Как-то само собой все получилось. До того случая я всегда думал, что провокация – никакая не стихия, не страсть, а игра ума. Даже если речь о глупости. Впрочем, если разобраться, провокация и не была стихией. Стихией, скорее, оказался ответ на провокацию. Интересно, это я сейчас себе польстил?

«Не думаю, если тебе интересно мнение матери. Стыдитесь, юноша».

«Стыжусь. Нет, ну, правда, стыжусь. А с другой стороны, делов то…»

«Делов. Мы лингвисты-журналисты».

«Досадное стечение жизненных обстоятельств и юношеская несдержанность. К тому же гарантированное отсутствие последствий. Кстати, ты ведь сама меня наставляла…»

«Учила».

«Пусть учила. Есть разница?»

«Разумеется. Обучение предполагает передачу знаний, а наставление – опыта».

«Не понимаю. То есть у тебя не оказалось опыта, скажем… флирта с резиновой женщиной?»

«Балда».

«В этом всё дело. Ты уверена, что я твой сын?»

«Не сомневайся».

«Честно?»

«Святые угодники…»

«Они ведь угодники, потому что угождают? То есть если я тебе угождаю, то тоже угодник?»

«Негодник, вот ты кто».

«Ну ладно, тогда и я честно. Про эту… Про бабу надутую. По всему получается, что вроде бы и досадное стечение, ну этих… жизненных обстоятельств! Надо же так мудрено завернуть.
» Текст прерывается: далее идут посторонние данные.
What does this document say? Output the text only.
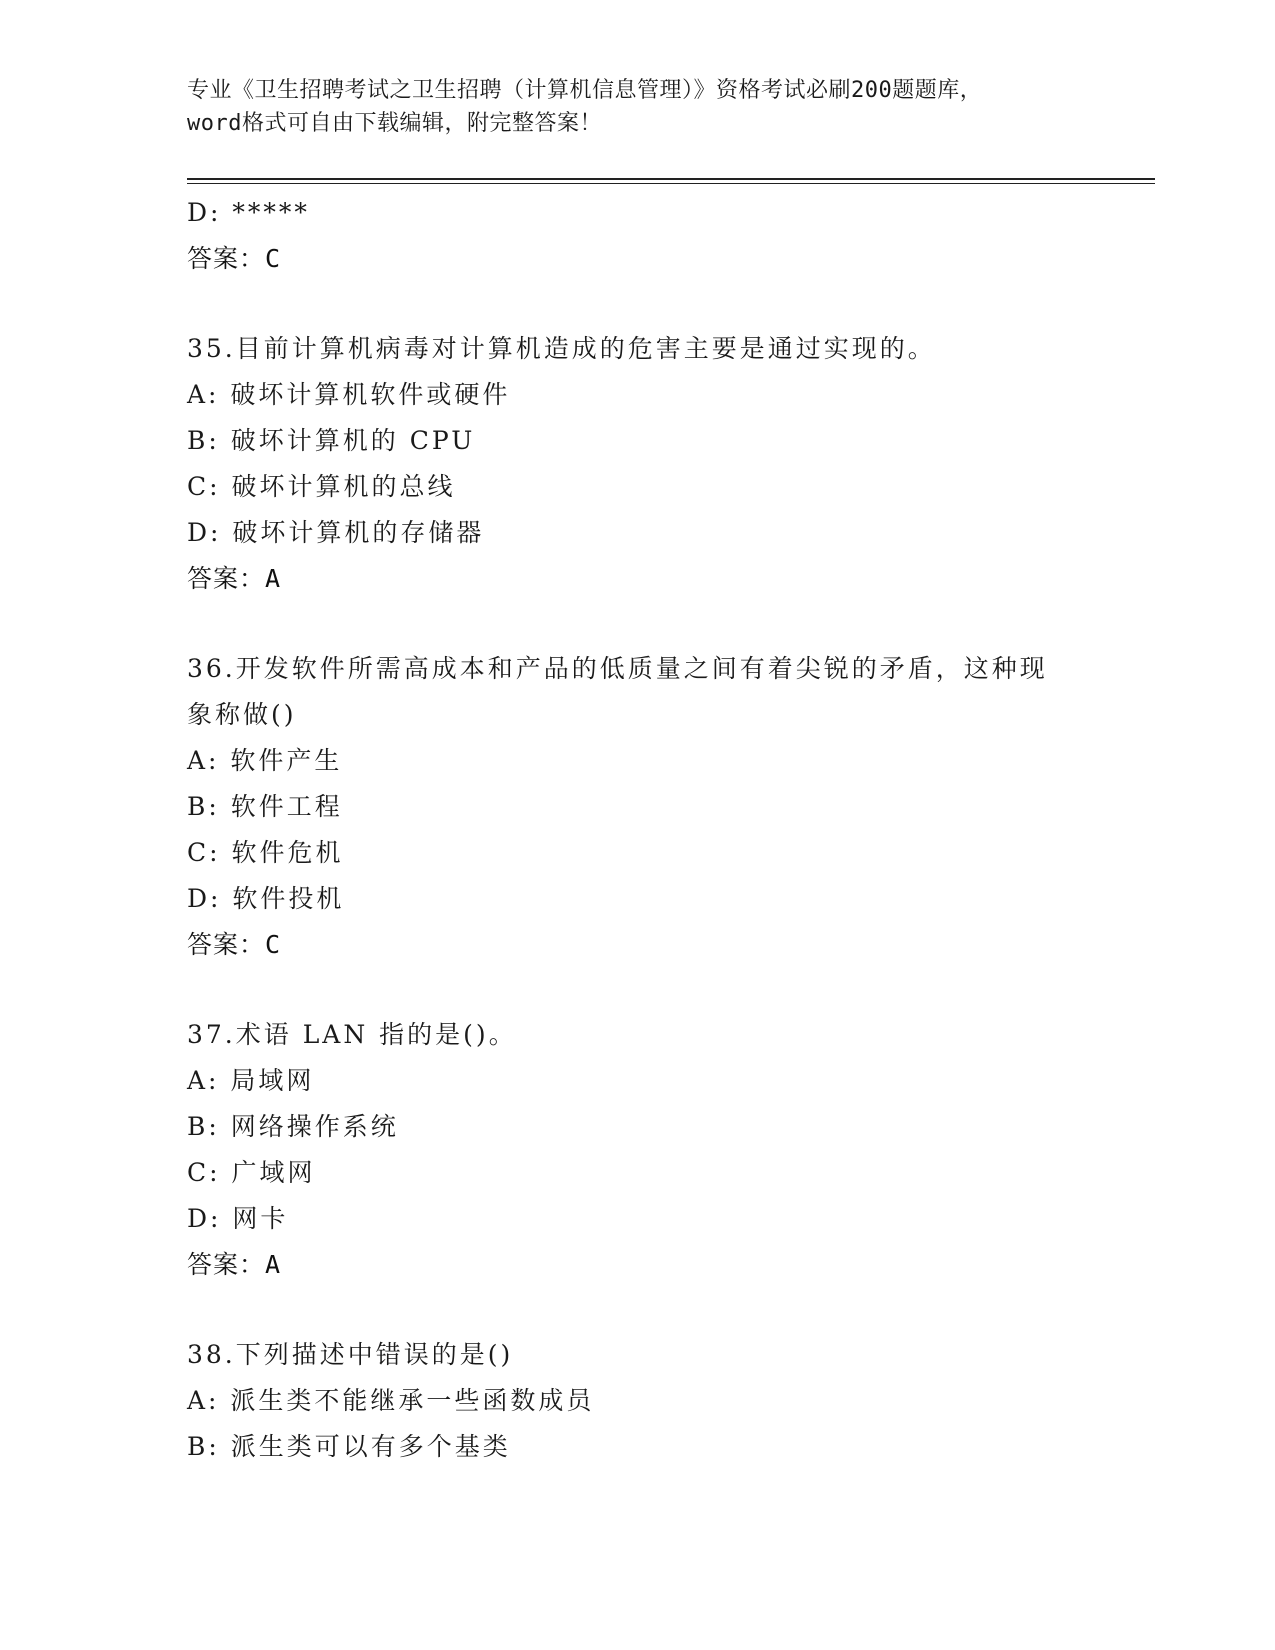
专业《卫生招聘考试之卫生招聘（计算机信息管理）》资格考试必刷200题题库，
word格式可自由下载编辑，附完整答案！
D: *****
答案：C
35.目前计算机病毒对计算机造成的危害主要是通过实现的。
A: 破坏计算机软件或硬件
B: 破坏计算机的 CPU
C: 破坏计算机的总线
D: 破坏计算机的存储器
答案：A
36.开发软件所需高成本和产品的低质量之间有着尖锐的矛盾，这种现
象称做()
A: 软件产生
B: 软件工程
C: 软件危机
D: 软件投机
答案：C
37.术语 LAN 指的是()。
A: 局域网
B: 网络操作系统
C: 广域网
D: 网卡
答案：A
38.下列描述中错误的是()
A: 派生类不能继承一些函数成员
B: 派生类可以有多个基类
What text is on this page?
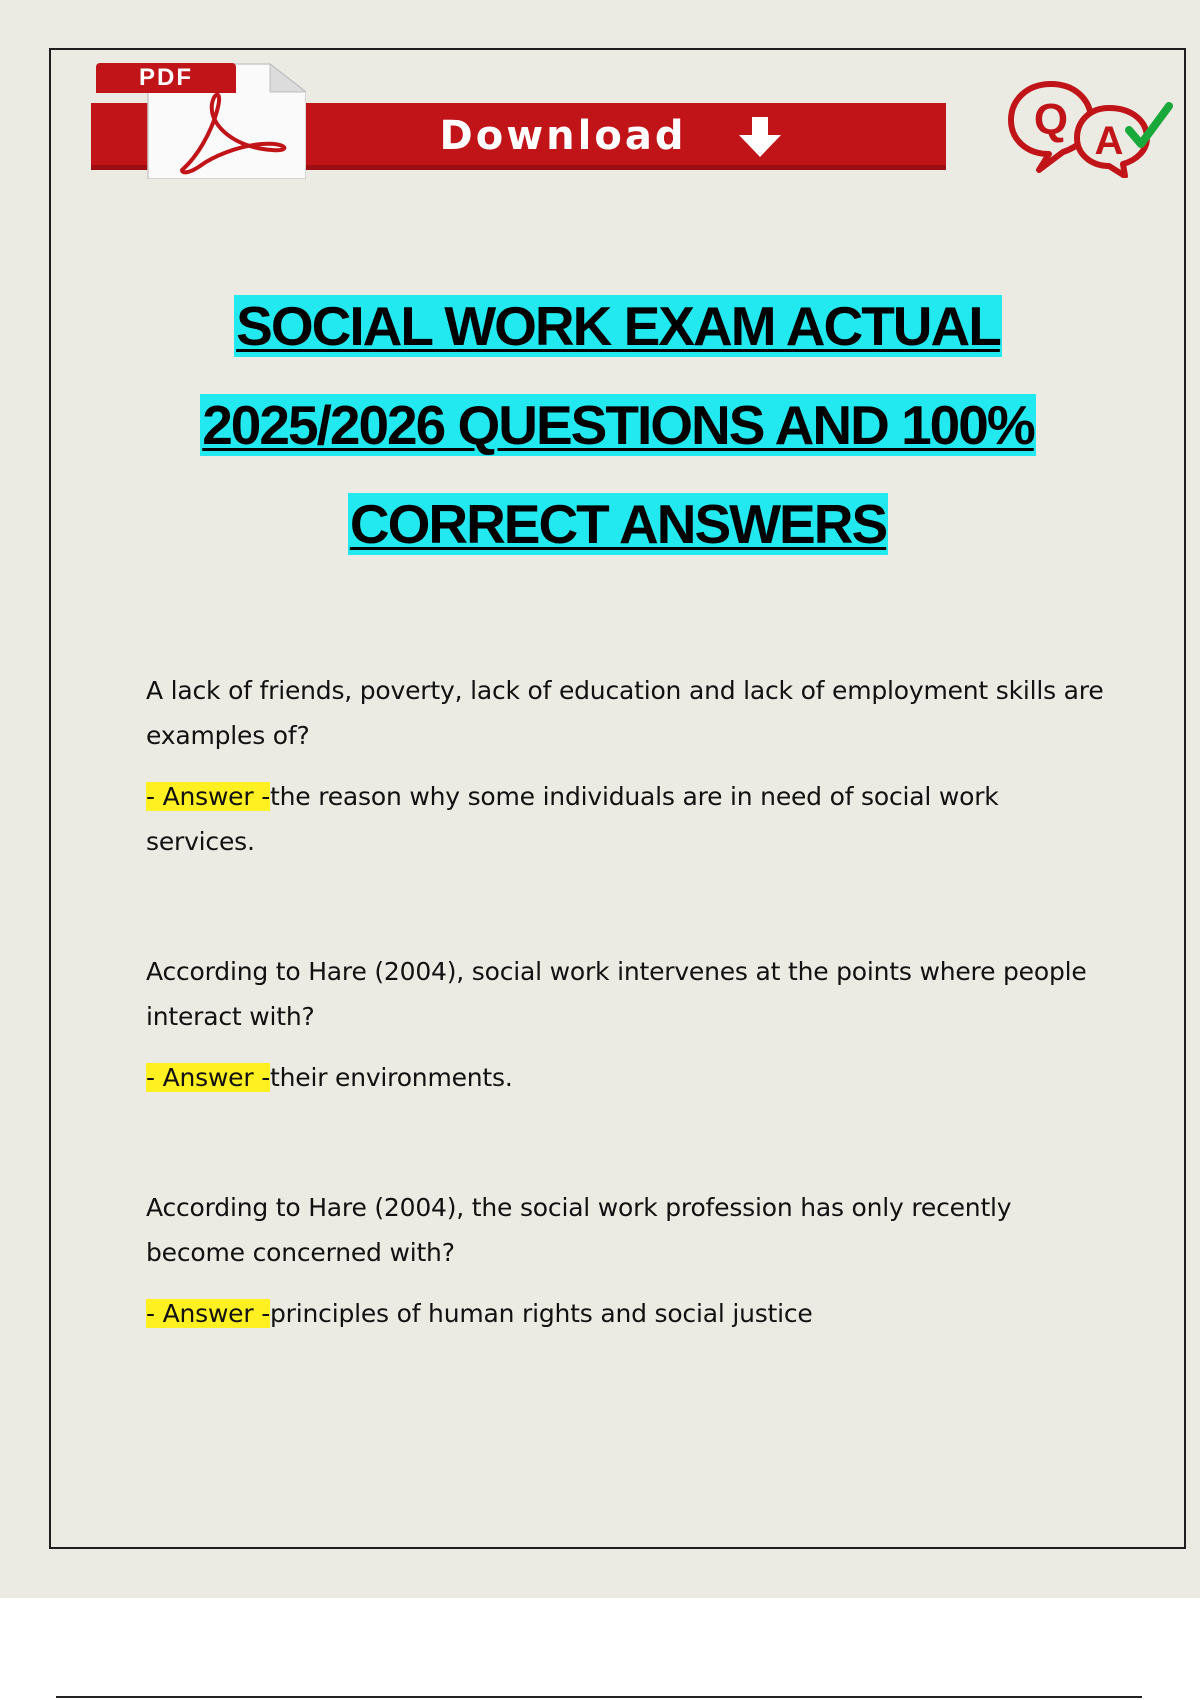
PDF
Download	Q A
SOCIAL WORK EXAM ACTUAL
2025/2026 QUESTIONS AND 100%
CORRECT ANSWERS

A lack of friends, poverty, lack of education and lack of employment skills are examples of?

- Answer -the reason why some individuals are in need of social work services.

According to Hare (2004), social work intervenes at the points where people interact with?

- Answer -their environments.

According to Hare (2004), the social work profession has only recently become concerned with?

- Answer -principles of human rights and social justice
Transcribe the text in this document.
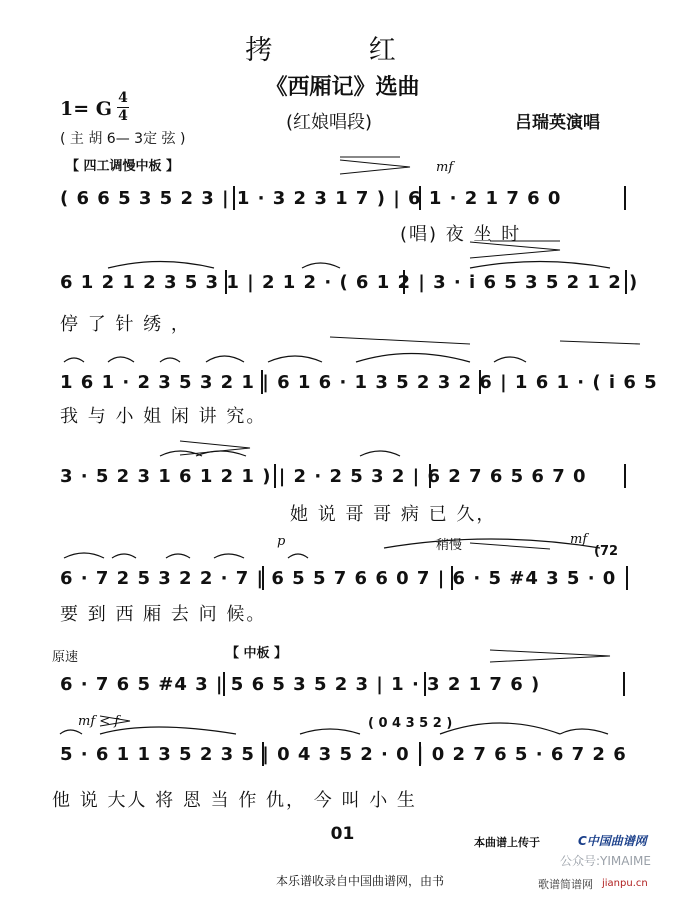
拷 红
《西厢记》选曲
1= G 4
4	(红娘唱段)	吕瑞英演唱
( 主 胡 6— 3定 弦 )
【 四工调慢中板 】
( 6 6 5 3 5 2 3 | 1 · 3 2 3 1 7 ) | 6 1 · 2 1 7 6 0
(唱) 夜 坐 时
mf
6 1 2 1 2 3 5 3 1 | 2 1 2 · ( 6 1 2 | 3 · i 6 5 3 5 2 1 2 )
停 了 针 绣 ，
1 6 1 · 2 3 5 3 2 1 | 6 1 6 · 1 3 5 2 3 2 6 | 1 6 1 · ( i 6 5
我 与 小 姐 闲 讲 究。
3 · 5 2 3 1 6 1 2 1 ) | 2 · 2 5 3 2 | 6 2 7 6 5 6 7 0
她 说 哥 哥 病 已 久，
6 · 7 2 5 3 2 2 · 7 | 6 5 5 7 6 6 0 7 | 6 · 5 #4 3 5 · 0
要 到 西 厢 去 问 候。
p	稍慢	mf
(72
原速	【 中板 】
6 · 7 6 5 #4 3 | 5 6 5 3 5 2 3 | 1 · 3 2 1 7 6 )
5 · 6 1 1 3 5 2 3 5 | 0 4 3 5 2 · 0 | 0 2 7 6 5 · 6 7 2 6
他 说 大人 将 恩 当 作 仇， 今 叫 小 生
mf < f	( 0 4 3 5 2 )
01	本曲谱上传于	C中国曲谱网
本乐谱收录自中国曲谱网，由书
公众号:YIMAIME
歌谱简谱网 jianpu.cn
Сейчас, если со стороны посмотреть, вроде бы гнусность выходит и сплошь моветон. А тогда – очень даже ничего!»

«Иван!»

«Пьют же люди безалкогольное пиво? Пьют. И удовольствие получают. Иначе бы не пили».

«Пиво, Иван, пиво. И пьют».

«Я и говорю: кругом двойные стандарты. Платонический роман с куклой? Оксюморон».

«Как пишется?»

«В одно слово».

«Вставай уже».

«Не дави».

Мои «отношения» с куклой были предопределены жизненным опытом. Им суждено было сложиться именно так, как они сложились. Было бы странным, случись иначе. «Разжился бабосами – мухой в лавку. Добыл пузырь, притаранил – открывай. Открыл – разливай. Разлил – пей. Вмазал – дуй за следующей, не зевай. Логика жизни, пацаны, учитесь».